To Embrace or Control Chaos: Big New Choice for Higher Education

Jan 7, 2016 | Uncategorized

Nasim Taleb has written an interesting book called Antifragile. Taleb talks about how, through embracing risk, nature has a way of applying stress to that risk. This, in turn, allows an entity to either fail or succeed under that stress and pressure. The stress related to embracing risk is what makes our society strong; as an illustration, did you know a regularly-stressed femur actually becomes stronger over time? In fact, they are known to become even stronger than concrete.

Some businesses–or people–thrive when there is upheaval by embracing uncertainty and benefiting from it. These folks are known as antifragile. Others who crave the status quo and safety try to control uncertainty rather than embrace it. These are the risk-adverse folks who, according to Taleb, ride the backs of those who strengthen themselves through embracing risk. They are fragile. As an entrepreneur, I’d characterize these types of people as a waste of space.

And so it goes with higher education. There are many in the sector who are embracing the status quo, terrified of altered job descriptions or taking their schools in new directions; they are not embracing uncertainty, they’re not giving uncertainty a big hug. (Of note: vendors serving Higher Ed also tend to fall into these same two categories.)

So, we know there are those who try to corral and control external elements and those that embrace the unknown. The anti-fragiles manage the uncertainty by overseeing a series of controlled trial-and-error experiments and understand that externals are “always” out there in the world, constantly changing. The fragiles try to reverse risk by attempting to corral everything; this is rather insane. It might be better to embrace reality as it flies through the door, make it a nice cup of tea, and deal with it.

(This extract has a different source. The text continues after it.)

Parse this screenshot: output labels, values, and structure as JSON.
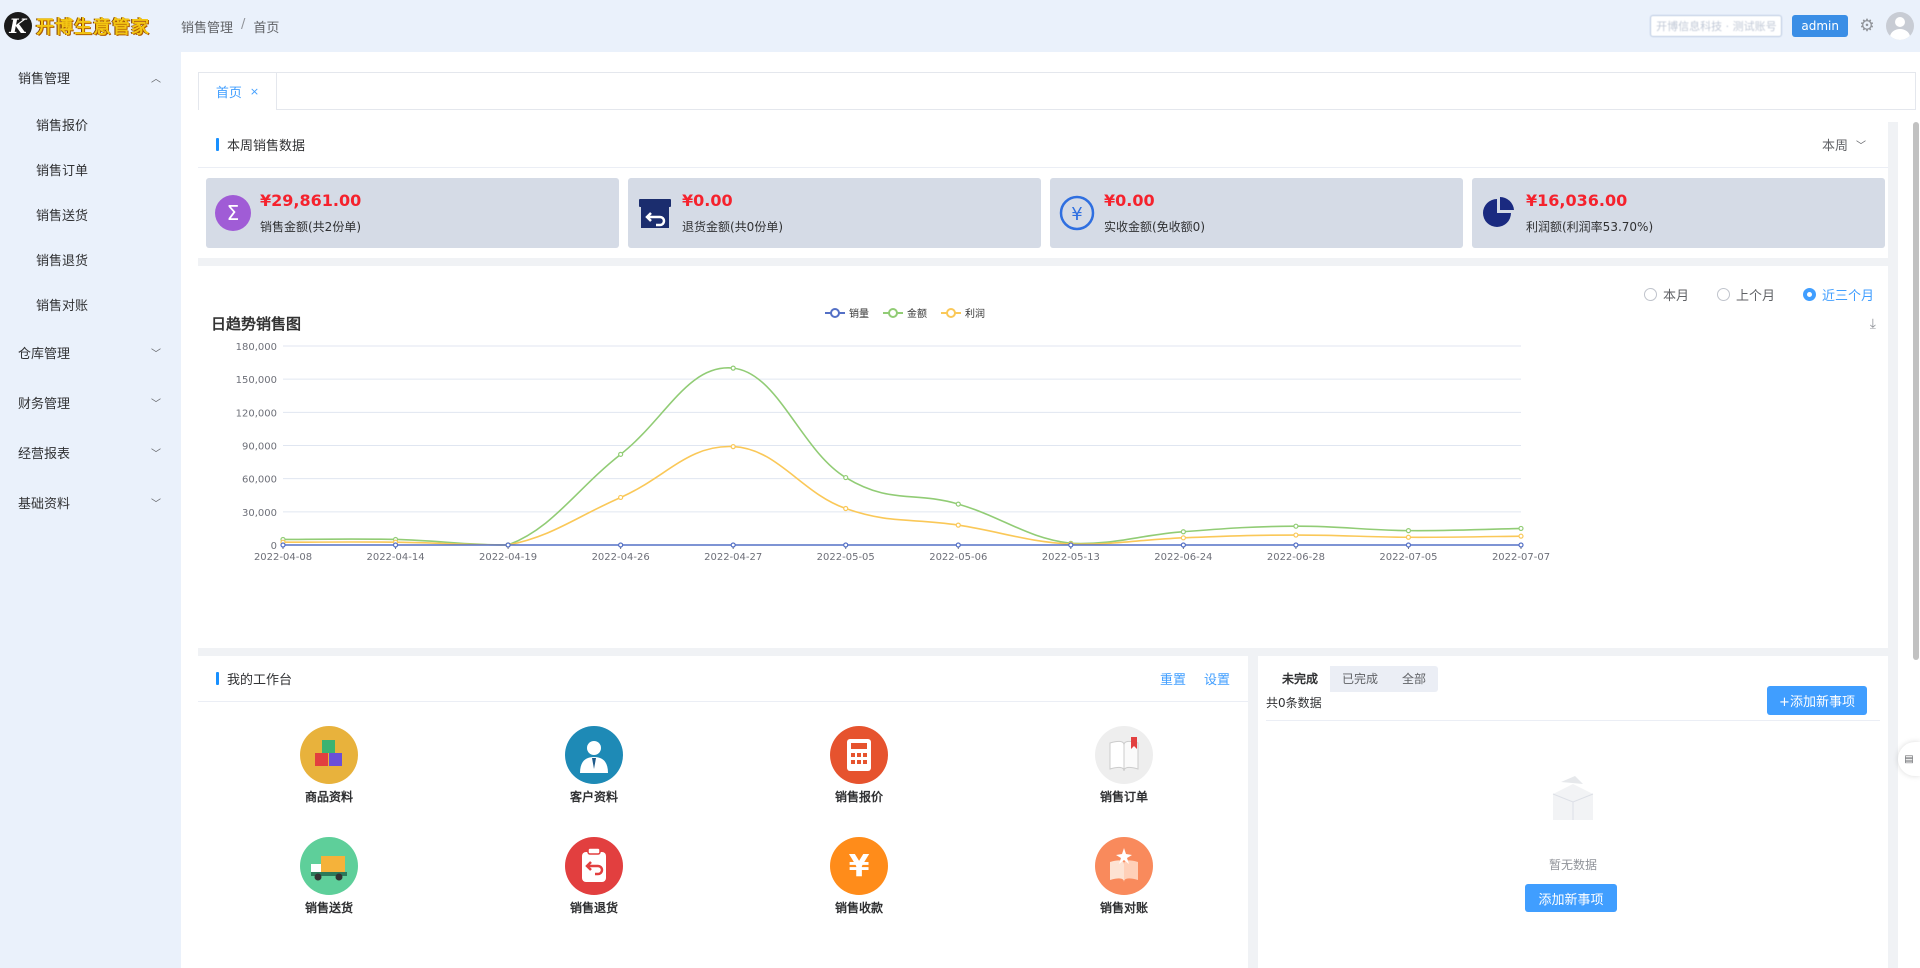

At Enrollment Resources we do a great job of mitigating risk by taking our clients through a series of controlled trial-and-error mini experiments. Rather than running away from uncertainty, we embrace it and use the energy of these external factors present for the benefit of the schools we serve.

Here’s an example, or more accurately, a question to ponder. Through years past, Community Colleges and Corporate Proprietary Schools have built huge, physical footprints designed to service a sizable age group; the children of Boomers.

How things have changed? We have the external change of the new demographics.

Schools now get to market to the children of Generation X, a relatively tiny cohort compared to the numerous spawn of Boomers that fueled Higher Ed expansion for a good 15-20 years. What do schools do when their market shrinks so significantly?

Option A: Embrace this fact, adjust and subsequently strengthen. Anti-fragile.

Option B: Try and hang onto antiquated facts, living with a foot stuck in yesterday. Try to protect an infrastructure that has no hope of succeeding under the current demographic conditions. Fragile.

Geo targeting: How the maturing of Distance Education has turned it on its ear

When marketing to the kids of Boomers, ground-based schools tried to squeeze maximum revenues by marketing to students living over an hour away from campus. For several decades, there were more prospective students than schools and now all that has been turned upside down. With the emerging sophistication and user experience of online offerings in recent years, all of a sudden students can now study at home instead of making nasty commutes every single day. Community Colleges and Proprietary Schools failing to embrace this external change find their conversion rates, expressed as a percentage of their lead flow, plummet for prospects living beyond a 30-minute commute, thus killing their program revenue. Dealing with an antiquated physical plant exacerbates the issue. That’s fragile. The few schools who have embraced this trend and offered blended learning programs actually “widened their geo-target” to become regional destination schools. Embracing this change has made these schools stronger. That’s antifragile.

Embracing change and working with it, rather than pushing it away presents an interesting notion on how a school can tighten up and thicken the tapestry that is effective higher education.